GAVO DaCHS installation and configuration

Author: Markus Demleitner
Email:gavo@ari.uni-heidelberg.de
Date: 2017-03-03

Contents

These installation instructions cover the installation of the complete data center suite. Installing libraries or, say, the tapsh, is much less involved. See the respective pages at the GAVO DC's software distribution pages for details on those.

Debian systems

The preferred way to run DaCHS is on Debian stable or compatible systems. To install, add our APT repository to your /etc/apt/sources.list and install the gavodachs-server package, e.g. by running:

sudo apt-get install gavodachs-server

With that, you're ready to proceed to the tutorial and the Operator's Guide

This is the recommended way to get up to speed with DaCHS regardless of whether you want to run the bleeding-edge version. You can switch later.

Installation without Package Management

Dependencies

Unfortunately, DaCHS has quite a few dependencies; here's the list of dependencies of our Debian package as of version 0.9.45 this should give you some clue as to what might be necessary on other systems:

postgresql-9.4-pgsphere|postgresql-9.1-pgsphere,
postgresql-9.4-q3c|postgresql-9.1-q3c,
python-docutils, python-imaging, python-lxml, python-nevow, python-numpy,
python-pkg-resources, python-psycopg2, python-pyfits (>= 1:2.0),
python-pywcs, python-soappy, python-twisted, python-zsi,
python-matplotlib

If you want to use boosters, you will additionally need:

build-essential libcfitsio3-dev

To install from our version control system (see below), you will also need:

subversion

Of course, you'll need postgres itself on top of that. We currently require postgres 9.0 or newer. If you actually need support for older Postgres releases, let us know – it's not hard to restore.

PgSphere

PgSphere is a postgres extension for spherical geometry. It is needed for support of the geometric types in DaCHS' ADQL implementation and in the preferred SIAP backend, so you should definitely install it. Obtain the source as https://github.com/mnullmei/pgsphere/archive/fixes-1-1-1.tar.gz (for the time being), install the server development packages for postgres (such as postgresql-server-dev-9.x or postgresql-devel), and in the source directory run:

USE_PGXS=1 make
sudo USE_PGXS=1 make install

Q3C

DaCHS uses the Q3C library by Sergey Koposov and Oleg Bartunov, http://www.sai.msu.su/~megera/oddmuse/index.cgi/SkyPixelization for positional indexes. DaCHS uses it for positional indexes (the scs#q3cindex mixin) and in the interpretation of ADQL. It is therefore highly recommended to install it.

To do that, get the source directly from https://github.com/segasai/q3c/releases/, install the server development packages for postgres (such as postgresql-server-dev-9.x or postgresql-devel), and in the source directory run:

make
sudo make install

Installing DaCHS

Getting the source

If you cannot use the Debian package (or do not want to), you can grab a gavodachs package from our distribution page. Choose whatever gavodachs-latest.tar.gz points to.

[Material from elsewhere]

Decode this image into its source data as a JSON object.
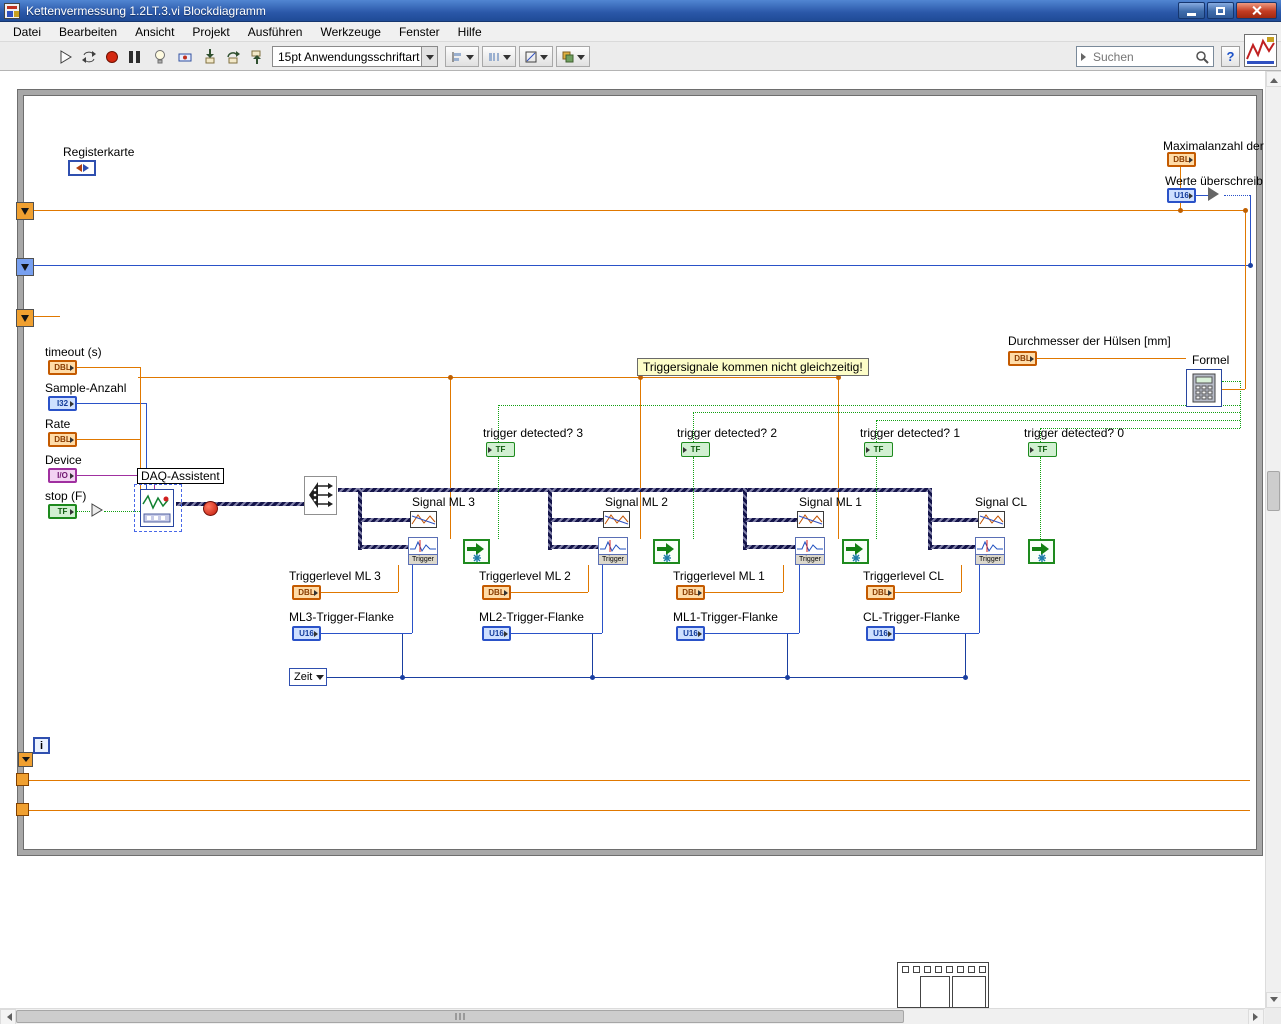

If you want to follow the bleeding edge closely – DaCHS is being actively developed – check out whatever is in the subversion repository right now. For a read-only copy, say:

svn co http://svn.ari.uni-heidelberg.de/svn/gavo/python/trunk/ dachs

After that, the current source code is in the dachs subdirectory. This is development code, so please do not hesitate to contact us if something weird is going on with it. We mean it; even trivial reports help us to gauge where our software behaves contrary to expectations. Plus, we don't have oodles of users, so chances are you won't get on our nerves. For contact options see http://docs.g-vo.org/DaCHS/#support.

Installing from source

The DaCHS installer is based on setuptools; we do not use setuptools' dependency management, though, since in practice it seems more trouble than it's worth, which means you need to manually install Dependencies.

To install the software, in the dachs directory you checked out above, say:

sudo python setup.py develop

(there are various options to get the stuff installed when you prefer not to install as root; refer to the setuptools documentation if necessary). The checkout itself needs to be readable by whoever later runs the server in this mode. You can also use install instead of develop; in that case, you will have to rerun setup.py everytime you update the source.

Note: If running from SVN, do not forget to run gavo upgrade after an svn update. The on-disk structures of DaCHS sometimes change, and gavo upgrade makes sure they are properly updated if necessary. Technically, you would only need to run gavo upgrade if, in gavo --version, the two numbers behind “Schema” are different, but since gavo upgrade is smart enough to figure out when there's no need to do anything, just make it a routine to run it.

Note: python setup.py install and friends do not install DaCHS' man page. Either do that manually (it's in docs/dachs.1) or use the online version at dachs.1.html

Setup

All this is taken care of by the Debian package, so don't do any of this if you installed from .deb.

Introduction

GAVO DaCHS is quite sensitive to a correct setup as regards permissions. Experience has shown that user setup is the number one reason for installation problems. So, up front, here's what the steps given below should create:

  • A group that will own certain directories that must be writable by the server (by default gavo).
  • A user that the server will run as (by default gavo).
  • A unix account for you that should not be root (in particular not if you're using setup.py develop on an SVN checkout). This should be in the gavo group (for when you're running gavo serve debug) and will usually own resource directories and the like.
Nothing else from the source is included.